When the elderly women were asked about the differences of openness regarding the discussion of periods now verses when they were growing up, many said they were surprised by how much things have changed. One woman said she knew very little about menstruation when she was younger that when she got her first period she said she “was petrified” because she had no clue what was happening or how to fix it.
“I didn’t even know what a tampon was until I got into college because my mom didn’t believe in them,” she says.
The menstrual cycle was not something that was encouraged to be discussed, especially in the presence of a male, according another woman the Fine Brothers video.
“Everything was ‘hush-hush,’” she says. “Even in school they would put [feminine products] in a brown paper bag. [We] ran out of the classroom and then the boys would chase [us] to see what was in the bag.”
Although society has improved by making menstruation more of an open topic, there is still a lot of room for progress. Just last year, a university student named Rupi Kaur had a series of photos featuring period stains and feminine products removed from her Instagram account by the creators of the app because it was against community guidelines by not being “safe” for all viewers. Actions like this enforces in people’s minds the menstrual cycle should be secretive and shameful. After many individuals criticized Instagram for its decision to remove Kaur’s photos, the company later released a statement of apology and allowed her photos back on the app.
There have been heated debates in the media about how sex-ed needs to be taught much earlier at educational facilities in America. According to a 2012 NPR article, children are beginning puberty at a much younger age. It is noted the school should tailor the sex-ed discussion to the age group, but the discussion still needs to take place.
However, America is privileged when it comes to sex-ed education and access to feminine products. For example, according to Menstrual Hygiene Day, 32.5% of school girls from South Asia did not know about menstruation, and 97.5% did not know that menstrual blood came from the uterus. Millions of girls from around the world are missing school every day because they do not have the proper products to take care of their period.

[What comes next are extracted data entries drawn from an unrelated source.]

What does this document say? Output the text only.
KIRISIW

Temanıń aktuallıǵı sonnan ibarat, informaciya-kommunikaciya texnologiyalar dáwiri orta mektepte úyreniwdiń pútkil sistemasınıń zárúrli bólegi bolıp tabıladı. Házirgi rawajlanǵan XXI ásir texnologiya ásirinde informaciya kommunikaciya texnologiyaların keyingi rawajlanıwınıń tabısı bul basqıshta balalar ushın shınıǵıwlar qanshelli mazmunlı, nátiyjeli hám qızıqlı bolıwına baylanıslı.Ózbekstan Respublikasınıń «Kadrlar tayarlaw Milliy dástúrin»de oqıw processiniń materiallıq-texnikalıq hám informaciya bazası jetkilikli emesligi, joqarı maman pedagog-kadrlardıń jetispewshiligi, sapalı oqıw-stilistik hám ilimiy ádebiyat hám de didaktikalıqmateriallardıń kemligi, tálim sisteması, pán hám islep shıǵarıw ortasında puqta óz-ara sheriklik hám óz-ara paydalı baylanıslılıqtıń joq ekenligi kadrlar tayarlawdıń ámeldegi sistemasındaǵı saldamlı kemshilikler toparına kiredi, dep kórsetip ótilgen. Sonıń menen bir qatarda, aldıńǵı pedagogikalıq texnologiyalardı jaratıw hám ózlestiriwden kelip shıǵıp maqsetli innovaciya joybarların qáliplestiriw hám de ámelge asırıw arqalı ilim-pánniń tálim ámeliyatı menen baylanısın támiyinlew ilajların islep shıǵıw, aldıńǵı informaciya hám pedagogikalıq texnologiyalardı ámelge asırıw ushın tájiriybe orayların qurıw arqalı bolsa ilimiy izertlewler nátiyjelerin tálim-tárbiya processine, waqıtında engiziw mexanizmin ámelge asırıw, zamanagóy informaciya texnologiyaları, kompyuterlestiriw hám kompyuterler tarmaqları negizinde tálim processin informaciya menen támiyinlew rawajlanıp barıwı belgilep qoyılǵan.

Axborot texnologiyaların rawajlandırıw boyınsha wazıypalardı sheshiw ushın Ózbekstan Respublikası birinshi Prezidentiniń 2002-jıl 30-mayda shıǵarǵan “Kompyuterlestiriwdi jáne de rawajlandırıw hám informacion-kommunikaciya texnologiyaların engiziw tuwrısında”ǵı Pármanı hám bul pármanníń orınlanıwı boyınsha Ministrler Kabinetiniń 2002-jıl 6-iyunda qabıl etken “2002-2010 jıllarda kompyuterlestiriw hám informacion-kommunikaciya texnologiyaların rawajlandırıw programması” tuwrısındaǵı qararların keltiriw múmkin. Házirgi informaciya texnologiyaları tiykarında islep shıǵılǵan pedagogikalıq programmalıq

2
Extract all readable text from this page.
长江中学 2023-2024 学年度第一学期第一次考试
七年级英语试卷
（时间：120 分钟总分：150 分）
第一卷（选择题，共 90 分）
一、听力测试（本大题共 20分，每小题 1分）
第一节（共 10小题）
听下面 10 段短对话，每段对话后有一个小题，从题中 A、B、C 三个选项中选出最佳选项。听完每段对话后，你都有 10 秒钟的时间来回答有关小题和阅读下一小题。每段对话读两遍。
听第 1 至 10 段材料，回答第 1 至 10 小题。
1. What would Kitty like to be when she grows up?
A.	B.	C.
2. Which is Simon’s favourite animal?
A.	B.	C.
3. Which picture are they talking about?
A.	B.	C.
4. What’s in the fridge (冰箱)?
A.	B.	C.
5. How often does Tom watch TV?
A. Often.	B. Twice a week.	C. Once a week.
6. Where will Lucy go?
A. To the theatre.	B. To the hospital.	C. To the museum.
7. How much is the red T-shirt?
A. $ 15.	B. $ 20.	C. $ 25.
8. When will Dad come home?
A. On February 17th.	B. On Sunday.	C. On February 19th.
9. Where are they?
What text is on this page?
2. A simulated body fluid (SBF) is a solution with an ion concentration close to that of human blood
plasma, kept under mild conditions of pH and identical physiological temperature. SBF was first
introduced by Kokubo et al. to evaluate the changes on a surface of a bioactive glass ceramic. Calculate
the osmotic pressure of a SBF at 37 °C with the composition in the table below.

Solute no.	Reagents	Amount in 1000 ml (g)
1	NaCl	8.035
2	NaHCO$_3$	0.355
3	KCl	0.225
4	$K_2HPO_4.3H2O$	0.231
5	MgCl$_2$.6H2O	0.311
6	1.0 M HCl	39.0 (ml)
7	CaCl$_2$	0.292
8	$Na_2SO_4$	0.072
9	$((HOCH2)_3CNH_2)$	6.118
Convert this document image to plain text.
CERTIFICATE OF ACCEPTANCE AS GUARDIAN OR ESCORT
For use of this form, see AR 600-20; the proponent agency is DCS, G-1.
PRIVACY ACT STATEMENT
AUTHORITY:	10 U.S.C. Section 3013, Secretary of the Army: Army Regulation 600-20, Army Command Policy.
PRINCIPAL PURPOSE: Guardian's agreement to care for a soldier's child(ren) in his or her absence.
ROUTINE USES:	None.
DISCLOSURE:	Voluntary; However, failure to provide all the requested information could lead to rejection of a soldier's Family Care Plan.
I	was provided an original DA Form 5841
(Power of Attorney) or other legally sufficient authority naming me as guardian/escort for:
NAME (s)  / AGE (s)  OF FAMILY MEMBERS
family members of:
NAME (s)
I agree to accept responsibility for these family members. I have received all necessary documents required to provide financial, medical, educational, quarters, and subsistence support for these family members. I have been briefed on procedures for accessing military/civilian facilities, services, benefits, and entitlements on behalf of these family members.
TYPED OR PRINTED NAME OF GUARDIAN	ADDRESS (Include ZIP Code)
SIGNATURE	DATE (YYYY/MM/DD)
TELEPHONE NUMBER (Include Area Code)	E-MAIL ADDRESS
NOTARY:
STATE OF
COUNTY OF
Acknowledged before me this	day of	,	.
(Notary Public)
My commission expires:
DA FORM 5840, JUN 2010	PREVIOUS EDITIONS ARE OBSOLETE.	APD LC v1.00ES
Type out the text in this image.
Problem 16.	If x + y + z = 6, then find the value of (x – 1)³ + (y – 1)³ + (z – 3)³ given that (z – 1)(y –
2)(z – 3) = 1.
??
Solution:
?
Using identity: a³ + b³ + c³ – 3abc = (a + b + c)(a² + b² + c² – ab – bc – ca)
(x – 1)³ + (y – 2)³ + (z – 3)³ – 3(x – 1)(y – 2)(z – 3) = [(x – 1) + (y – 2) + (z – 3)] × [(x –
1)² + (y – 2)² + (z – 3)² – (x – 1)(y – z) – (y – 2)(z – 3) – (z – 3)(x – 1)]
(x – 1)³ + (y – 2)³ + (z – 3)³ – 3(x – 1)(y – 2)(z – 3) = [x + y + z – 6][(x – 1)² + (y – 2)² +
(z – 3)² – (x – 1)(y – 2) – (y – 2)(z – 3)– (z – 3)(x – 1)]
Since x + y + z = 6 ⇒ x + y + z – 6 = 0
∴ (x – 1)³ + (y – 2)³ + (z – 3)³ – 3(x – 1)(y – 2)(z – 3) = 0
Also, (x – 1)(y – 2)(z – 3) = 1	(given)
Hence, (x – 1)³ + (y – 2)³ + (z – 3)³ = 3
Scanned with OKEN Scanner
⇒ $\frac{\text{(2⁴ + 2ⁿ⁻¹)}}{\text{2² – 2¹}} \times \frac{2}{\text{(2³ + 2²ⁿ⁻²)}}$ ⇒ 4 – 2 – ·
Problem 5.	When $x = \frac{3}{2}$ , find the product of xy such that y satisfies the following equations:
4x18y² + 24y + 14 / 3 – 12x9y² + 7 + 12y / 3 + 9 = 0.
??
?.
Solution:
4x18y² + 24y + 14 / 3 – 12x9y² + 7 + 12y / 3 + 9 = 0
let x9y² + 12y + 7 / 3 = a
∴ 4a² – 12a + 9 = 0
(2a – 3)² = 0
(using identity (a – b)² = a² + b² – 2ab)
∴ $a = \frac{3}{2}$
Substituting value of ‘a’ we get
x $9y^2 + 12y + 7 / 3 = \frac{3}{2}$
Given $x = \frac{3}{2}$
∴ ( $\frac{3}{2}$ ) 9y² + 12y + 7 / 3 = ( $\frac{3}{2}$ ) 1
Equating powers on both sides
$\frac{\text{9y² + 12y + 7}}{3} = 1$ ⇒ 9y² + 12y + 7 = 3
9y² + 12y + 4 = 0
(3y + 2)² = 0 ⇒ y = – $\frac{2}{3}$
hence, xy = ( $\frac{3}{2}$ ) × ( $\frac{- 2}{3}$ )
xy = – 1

In order for society to progress, it becomes parents and educators responsibility to work together to continue to normalize the menstrual cycle to teens and pre-teens. One cannot rely on the other to do all of the teaching for their child because it could create a gap of missed information or confusion. For example, what if the child’s caregivers are not fully educated about the menstruation process? What if the child’s education system does not provide information or leaves out important details on the matter? No matter how the information is received, the preteen needs to be educated about menstruation before it affects her so she can be prepared.
As for content creators and producers, I hope they understand they hold the power to continue to shed a light on the important subjects like menstruation. Entertainment and mass media does not need to be necessarily a learning platform, but it should at least aim to help make the menstrual cycle less of a taboo topic.
It needs to be clear in the minds of young women that periods are not something to be disgusted or embarrassed about. Aunt Flo is just another part of life, embrace it.